Ton album favori de John Lennon

John Lennon – Mind Games (1973)

Je l’adore pour la chanson Out of the Blue. C’est un morceau que j’écoutais toujours dans les aéroports. Impossible de m’expliquer pourquoi ! (rires). Au départ, c’était juste une coïncidence, mais progressivement je suis devenu complètement obsédé par cette ligne de basse. Mais je l’ai un peu trop écouté en 2017, du coup je fais un break.

La musique que tu écoutes dans les aéroports en 2018

Arthur Russell – Instrumentals (1983)

En ce moment, je passe par une grosse phase Arthur Russell, et quand j’attends pour embarquer, j’écoute cet album. Comme Damon Albarn, c’est quelqu’un qui fait tout, de la musique électronique, de la musique acoustique… J’aime le fait que ce soit qu’il soit absolument passionné, dans un rapport un peu obsessionnel à la musique. Dans le documentaire Wild Combination (2008), on réalise qu’il n’était jamais satisfait ! Sans me comparer à Arthur Russel, je suis un peu obsessionnel comme lui. Le texte, la guitare… Je songe tout le temps à ma musique, jour et nuit.
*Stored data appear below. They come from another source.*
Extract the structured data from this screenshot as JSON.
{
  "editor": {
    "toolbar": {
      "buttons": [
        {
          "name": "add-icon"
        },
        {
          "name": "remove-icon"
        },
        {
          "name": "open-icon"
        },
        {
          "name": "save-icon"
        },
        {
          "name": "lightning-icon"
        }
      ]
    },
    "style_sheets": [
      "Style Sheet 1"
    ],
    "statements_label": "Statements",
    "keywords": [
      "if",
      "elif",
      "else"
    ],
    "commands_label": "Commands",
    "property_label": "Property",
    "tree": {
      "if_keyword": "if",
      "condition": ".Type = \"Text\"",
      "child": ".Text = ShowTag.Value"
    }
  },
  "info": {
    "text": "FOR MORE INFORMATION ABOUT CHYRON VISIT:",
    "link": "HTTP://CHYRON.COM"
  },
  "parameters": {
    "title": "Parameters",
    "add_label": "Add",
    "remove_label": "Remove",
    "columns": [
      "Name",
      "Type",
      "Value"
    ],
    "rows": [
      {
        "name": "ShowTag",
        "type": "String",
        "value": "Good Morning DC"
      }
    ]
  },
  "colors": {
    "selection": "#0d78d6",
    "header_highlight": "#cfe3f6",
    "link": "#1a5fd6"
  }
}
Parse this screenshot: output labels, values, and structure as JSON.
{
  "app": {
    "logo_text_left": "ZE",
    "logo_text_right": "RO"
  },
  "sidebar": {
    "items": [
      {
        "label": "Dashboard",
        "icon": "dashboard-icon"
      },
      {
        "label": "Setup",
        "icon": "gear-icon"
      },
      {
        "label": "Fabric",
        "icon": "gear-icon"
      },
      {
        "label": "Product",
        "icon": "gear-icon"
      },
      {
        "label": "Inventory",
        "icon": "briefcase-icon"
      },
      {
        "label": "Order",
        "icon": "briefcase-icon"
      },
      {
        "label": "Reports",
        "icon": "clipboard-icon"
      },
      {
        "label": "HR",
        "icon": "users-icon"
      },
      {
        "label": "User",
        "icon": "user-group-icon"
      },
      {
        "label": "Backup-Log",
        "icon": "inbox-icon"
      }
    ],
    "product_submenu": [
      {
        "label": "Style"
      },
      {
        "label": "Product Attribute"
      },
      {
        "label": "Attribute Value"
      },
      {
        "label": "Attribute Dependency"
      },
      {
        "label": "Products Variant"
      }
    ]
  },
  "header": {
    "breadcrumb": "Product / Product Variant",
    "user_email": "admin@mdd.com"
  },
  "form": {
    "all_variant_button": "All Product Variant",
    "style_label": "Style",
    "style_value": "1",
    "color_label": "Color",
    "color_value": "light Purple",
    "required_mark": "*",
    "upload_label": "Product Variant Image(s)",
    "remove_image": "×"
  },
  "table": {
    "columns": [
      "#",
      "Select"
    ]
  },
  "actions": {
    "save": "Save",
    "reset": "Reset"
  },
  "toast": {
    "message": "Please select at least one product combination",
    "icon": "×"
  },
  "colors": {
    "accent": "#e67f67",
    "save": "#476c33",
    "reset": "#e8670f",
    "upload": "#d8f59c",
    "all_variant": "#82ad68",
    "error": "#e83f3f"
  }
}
Ça rend mon entourage malade (rires). Je n’ai pas de routine de travail… Peut-être que je devrais… Ça me rend un peu fou aussi (rires).

L’album auquel tu aimerais rendre justice

Leonard Cohen – Death of a Ladies Man (1977)

Sans hésitation encore ! C’est un album produit par Phil Spector. À l’époque, il a été perçu comme un désastre absolu et si je ne me trompe pas, Cohen ne voulait pas le sortir. Spector lui aurait fait une seule prise de voix – que Cohen trouvait ignoble – et l’a fait sortir tel quel. Je l’ai découvert il y a deux ou trois ans. Death of a Ladies Man est vraiment un album merveilleux. Pendant les sessions d’enregistrement de My Idol Family, on l’écoutait beaucoup le soir et ça a pu influencer au niveau de l’orchestration et des cordes. Pour certains concerts, on joue avec un quatuor de cordes. Mon rêve ! On arrive à retrouver en live cette orchestration, mais on ne peut pas le faire tous les soirs, à mon grand regret.